I am trying to refer to a column name to order a query in an application communicating with an Oracle database. I want to use a bind variable so that I can dynamically change what to order the query by.

The problem that I am having is that the database seems to be ignoring the order by column.

Does anyone know if there is a particular way to refer to a database column via a bind variable or if it is even possible?

e.g my query is SELECT * FROM PERSON ORDER BY :1 (where :1 will be bound to PERSON.NAME) The query is not returning results in alphabetical order, I am worried that the database is interpreting this as:- SELECT * FROM PERSON ORDER BY 'PERSON.NAME' which will obviously not work.

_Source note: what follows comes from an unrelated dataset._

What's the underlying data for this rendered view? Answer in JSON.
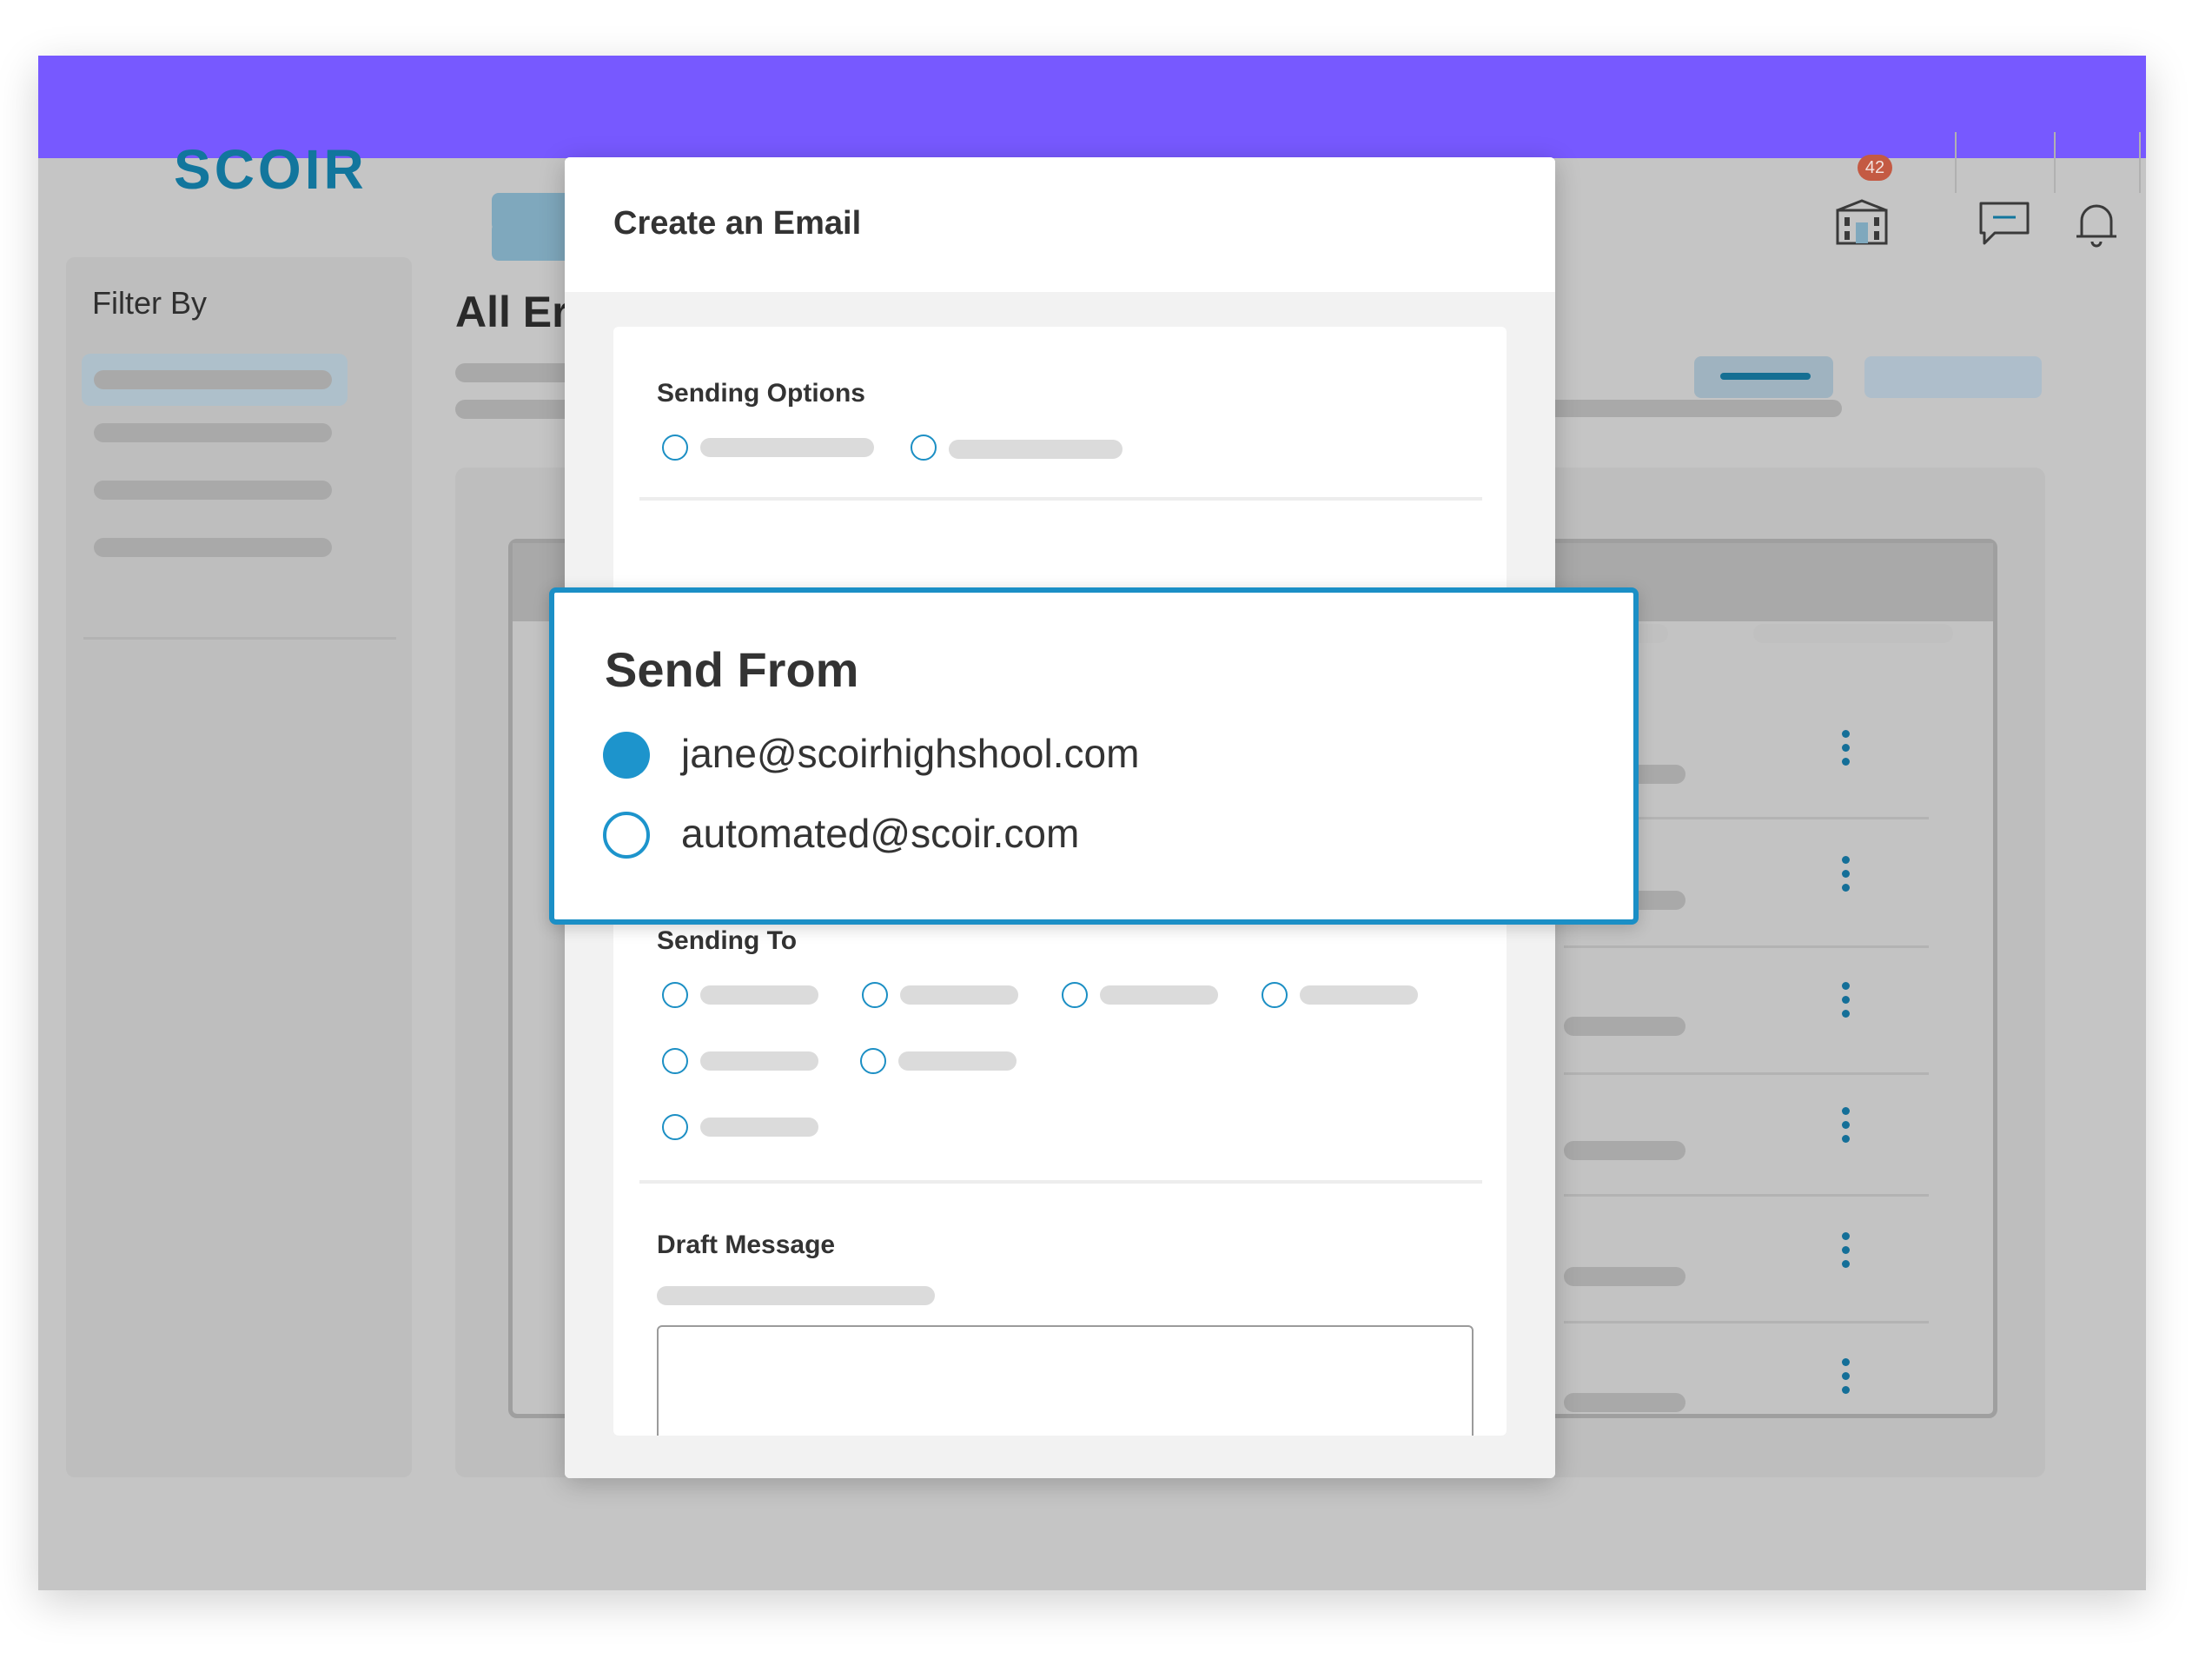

Any suggestions are much appreciated.

+5  A: 

No. You cannot use bind variables for table or column names.

This information is needed to create the execution plan. Without knowing what you want to order by, it would be impossible to figure out what index to use, for example.

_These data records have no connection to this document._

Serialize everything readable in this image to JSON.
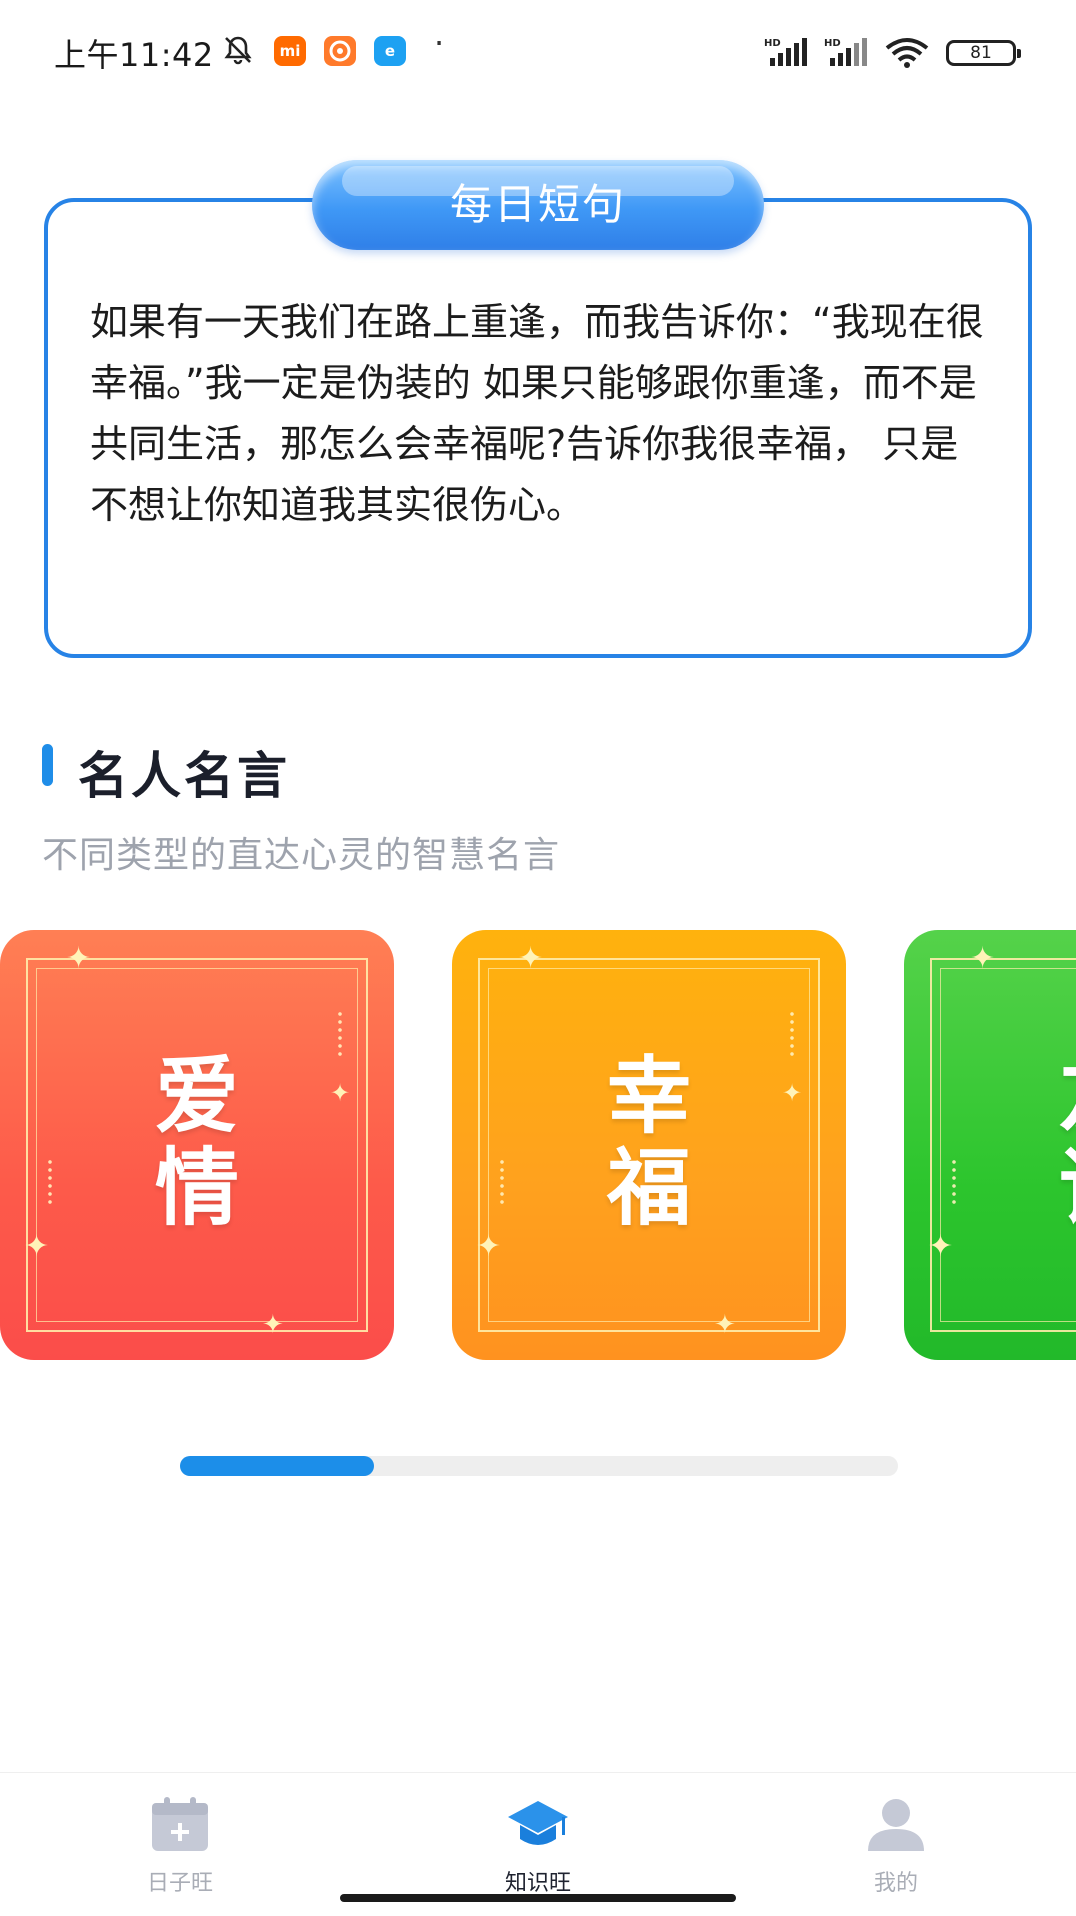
{
  "status_bar": {
    "time": "上午11:42",
    "app_icons": [
      {
        "name": "mi-app-icon",
        "label": "mi",
        "color": "#ff6a00"
      },
      {
        "name": "orange-app-icon",
        "label": "",
        "color": "#ff7a2b"
      },
      {
        "name": "e-app-icon",
        "label": "e",
        "color": "#1da1f2"
      }
    ],
    "battery": "81"
  },
  "daily": {
    "title": "每日短句",
    "text": "如果有一天我们在路上重逢，而我告诉你：“我现在很幸福。”我一定是伪装的 如果只能够跟你重逢，而不是共同生活，那怎么会幸福呢?告诉你我很幸福， 只是不想让你知道我其实很伤心。",
    "border_color": "#2783e6"
  },
  "quotes_section": {
    "title": "名人名言",
    "subtitle": "不同类型的直达心灵的智慧名言",
    "accent": "#1f8de8",
    "categories": [
      {
        "label": "爱情",
        "color": "#fd5a4a"
      },
      {
        "label": "幸福",
        "color": "#ffa11e"
      },
      {
        "label": "友谊",
        "color": "#2cc52d"
      }
    ],
    "scroll_progress": 0.27
  },
  "tabbar": {
    "tabs": [
      {
        "label": "日子旺",
        "icon": "calendar-icon",
        "active": false
      },
      {
        "label": "知识旺",
        "icon": "graduation-cap-icon",
        "active": true
      },
      {
        "label": "我的",
        "icon": "user-icon",
        "active": false
      }
    ]
  }
}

Instead of bind variables, you have to directly interpolate the column name into the SQL statement when your program creates it. Assuming that you take precautions against SQL injection, there is no downside to that.

Update: If you really wanted to jump through hoops, you could probably do something like

order by decode(?, 'colA', colA, 'colB', colB)

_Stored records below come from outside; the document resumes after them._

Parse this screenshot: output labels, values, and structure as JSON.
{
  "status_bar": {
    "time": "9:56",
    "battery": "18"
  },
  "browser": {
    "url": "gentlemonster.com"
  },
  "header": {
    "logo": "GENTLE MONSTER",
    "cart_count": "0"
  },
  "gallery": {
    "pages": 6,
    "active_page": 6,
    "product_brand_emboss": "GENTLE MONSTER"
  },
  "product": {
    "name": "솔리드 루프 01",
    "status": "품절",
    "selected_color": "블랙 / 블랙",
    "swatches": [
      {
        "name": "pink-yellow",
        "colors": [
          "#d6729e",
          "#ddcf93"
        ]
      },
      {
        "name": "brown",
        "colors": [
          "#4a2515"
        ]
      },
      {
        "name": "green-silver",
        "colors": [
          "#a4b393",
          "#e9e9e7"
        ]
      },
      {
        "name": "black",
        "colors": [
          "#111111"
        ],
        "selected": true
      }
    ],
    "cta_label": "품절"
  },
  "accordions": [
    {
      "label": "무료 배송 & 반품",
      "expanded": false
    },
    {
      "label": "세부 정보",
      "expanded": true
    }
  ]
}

but that is just silly. And slow. Don't.

Thilo
+1 btw I don't know if that's true for Oracle, but there is definitely a downside in other databases (like DB2) - it makes much harder for the database to cache queries if you modify the query command text all the time (and not just the values of the parameters)
DrJokepu
That also happens in oracle. But you are not changing the command text all the time. There are only a few choices for the column name, so there will be only five cache entries or so.
Thilo
Thanks a lot, that makes sense to me. I will try to make the code understand when its looking at the order by clause and if it contains a bind variable there I'll replace it with its value.
Scottm
Hmmm... You cannot just not bind it in the first place? It can still be a parameter within your program. Trying to fix the SQL statement after it has been composed sounds tricky.
Thilo
Not really - the tool where the queries are built up parses the sql string for placeholders, then populates the placeholders with their values. This means at some point I'm definately going to have to go back and mess around with the statement to put the column names rather than trying to bind them.
Scottm
+2  A: 

As you are using JDBC. You can rewrite your code, to something without bind variables. This way you can also dynamically change the order-by e.g.:

    String query = "SELECT * FROM PERS ";
    if (condition1){
      query = query+ " order by name ";
    // insert more if/else or case statements
    } else {
      query = query+ " order by other_column ";
    }
    Statement select = conn.createStatement();
    ResultSet result = select.executeQuery(query);

Or even

    String columnName = getColumnName(input);
    Statement select = conn.createStatement();
    ResultSet result = select.executeQuery("SELECT * FROM PERS ORDER BY "+columnName);
Edwin
SQL is best left in the database.
I disagree - this is a good suggestion Edwin, thanks. It looks like I might have to do something like this. I will also need to do some removal of the placeholders from the query string when I add the order by column.
Scottm
A: 

ResultSet result = select.executeQuery("SELECT * FROM PERS ORDER BY "+columnName);

will always be a NEW statement to the database. That means it is, like Thilo already explained, impossible to "reorder" an already bound, calculated, prepared, parsed statement. When using this result set over and over in your application and the only thing, which changes over time is the order of the presentation, try to order the set in your client code. Otherwise, dynamic SQL is fine, but comes with a huge footprint.

jrEving
It will only be a new statement if columnName is *always* different. I'd expect columnName to only take one of a small set of values, which means the detriment to the shared pool will be minimal.